PSI8.2.2 - Lump Sum Benefits and Communication: Commutation Factors - General


(This archived guidance relates to HMRC discretionary practice before the 6th April 2006. For current guidance on Registered Pension Schemes see the Registered Pension Schemes Manual)

The relationship between the lump sum taken and pension given up is commonly expressed as a commutation factor. Where a scheme uses a commutation factor of 12:1 a member can have £12 cash for each £1 pension given up. We require this factor to be used for members without continued rights in order to arrive at the pension equivalent of the value of a lump sum retirement benefit for the purpose of ensuring that total benefits do not exceed Revenue limits. This applies regardless of the age or sex of the scheme member or of the rate of escalation attaching to the pension (see PSI8.2.27et seq). For other purposes schemes may use whatever cash option factors are considered appropriate.

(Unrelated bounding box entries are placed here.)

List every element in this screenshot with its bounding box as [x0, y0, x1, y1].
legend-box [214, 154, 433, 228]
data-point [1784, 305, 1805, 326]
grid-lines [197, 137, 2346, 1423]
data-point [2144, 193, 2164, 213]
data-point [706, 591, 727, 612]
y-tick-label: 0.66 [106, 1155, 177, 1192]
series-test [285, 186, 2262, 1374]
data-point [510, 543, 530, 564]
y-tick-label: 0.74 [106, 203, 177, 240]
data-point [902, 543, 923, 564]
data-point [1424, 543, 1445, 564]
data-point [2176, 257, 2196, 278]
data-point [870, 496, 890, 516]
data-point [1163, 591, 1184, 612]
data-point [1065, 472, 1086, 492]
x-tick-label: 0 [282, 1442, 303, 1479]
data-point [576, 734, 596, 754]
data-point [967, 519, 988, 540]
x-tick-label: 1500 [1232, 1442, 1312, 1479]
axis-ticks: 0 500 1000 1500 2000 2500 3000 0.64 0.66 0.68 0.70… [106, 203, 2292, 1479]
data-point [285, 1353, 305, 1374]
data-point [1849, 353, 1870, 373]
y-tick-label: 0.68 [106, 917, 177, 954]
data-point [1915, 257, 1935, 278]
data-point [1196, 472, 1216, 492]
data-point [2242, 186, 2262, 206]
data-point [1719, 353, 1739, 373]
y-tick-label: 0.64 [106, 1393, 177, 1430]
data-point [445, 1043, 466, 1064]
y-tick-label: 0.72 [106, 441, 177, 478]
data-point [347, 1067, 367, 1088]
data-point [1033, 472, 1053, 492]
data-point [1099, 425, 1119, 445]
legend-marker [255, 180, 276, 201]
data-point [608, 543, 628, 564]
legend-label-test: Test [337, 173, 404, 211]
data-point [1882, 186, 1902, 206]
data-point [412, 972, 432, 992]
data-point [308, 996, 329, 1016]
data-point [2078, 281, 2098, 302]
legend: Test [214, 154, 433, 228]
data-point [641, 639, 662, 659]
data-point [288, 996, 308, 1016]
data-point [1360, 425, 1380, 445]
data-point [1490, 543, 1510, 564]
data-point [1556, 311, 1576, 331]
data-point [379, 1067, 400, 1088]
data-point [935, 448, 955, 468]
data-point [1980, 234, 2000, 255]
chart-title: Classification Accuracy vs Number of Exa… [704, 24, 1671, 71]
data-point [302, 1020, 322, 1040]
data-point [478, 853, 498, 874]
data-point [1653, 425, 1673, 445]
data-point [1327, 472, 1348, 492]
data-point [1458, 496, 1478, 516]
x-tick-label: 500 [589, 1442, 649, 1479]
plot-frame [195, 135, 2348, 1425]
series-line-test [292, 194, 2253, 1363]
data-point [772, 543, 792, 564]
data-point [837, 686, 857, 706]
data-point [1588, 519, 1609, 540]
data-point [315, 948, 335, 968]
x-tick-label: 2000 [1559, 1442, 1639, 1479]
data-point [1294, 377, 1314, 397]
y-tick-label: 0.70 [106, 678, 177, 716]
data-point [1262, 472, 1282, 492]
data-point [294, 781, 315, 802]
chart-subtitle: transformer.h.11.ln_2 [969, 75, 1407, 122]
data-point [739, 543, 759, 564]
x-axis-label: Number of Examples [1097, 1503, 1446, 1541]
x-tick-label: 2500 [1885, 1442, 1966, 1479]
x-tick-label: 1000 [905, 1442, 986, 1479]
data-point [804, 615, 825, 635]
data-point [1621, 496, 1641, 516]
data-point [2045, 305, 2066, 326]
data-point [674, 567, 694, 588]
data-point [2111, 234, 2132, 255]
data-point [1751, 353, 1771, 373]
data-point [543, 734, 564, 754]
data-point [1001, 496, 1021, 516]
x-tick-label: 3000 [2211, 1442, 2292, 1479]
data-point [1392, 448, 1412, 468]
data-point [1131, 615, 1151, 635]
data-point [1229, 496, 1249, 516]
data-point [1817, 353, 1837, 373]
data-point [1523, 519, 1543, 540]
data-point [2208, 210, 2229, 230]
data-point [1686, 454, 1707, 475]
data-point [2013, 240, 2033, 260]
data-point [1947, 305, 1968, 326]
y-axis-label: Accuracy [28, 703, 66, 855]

The single (12:1) factor was introduced as part of the simplification of practice changes announced in August 1991. It does not apply to members with continued rights (unless the scheme chooses to adopt it for all members regardless of the particular regime which applies to them) and most of what follows in this Section concerns these members, though the underlying general principles remain the same for all. Continued rights members not using the simplified factor of 12:1 must use a commutation factor that is properly related to the capital value of their total benefits. If it is too high insufficient pension is given up for each £1 of lump sum paid, and this could lead to excessive benefits. (Commutation factors should not be confused with annuity rates which are used by Life Offices to calculate the amount of annuity that can be bought for a given cash sum. More information about annuity rates is given in PSI20.3.4.)

Example Man aged 65, final remuneration £12,000, maximum approvable pension is £8,000, maximum allowable lump sum is £18,000. The commutation factor applied for him by his scheme is 9:1, and this, as explained in PSI8.2.12(a), is acceptable.
  1. Pension to be given up is £18,000/9 = £2,000

Benefits are thus a lump sum of £18,000 and a residual pension of £6,000.

  1. If a factor of 10:1 was used the pension to be given up would be £18,000/10 = £1,800.

Residual pension will then be £6,200. But, as explained later, 10:1 is not regarded as acceptable in these circumstances. We take the view that the total pension consists of £6,200 plus an amount given up of £2,000 as in a. above. The excessive factor has thus caused the total benefit of £8,200 to exceed the maximum approvable figure of £8,000.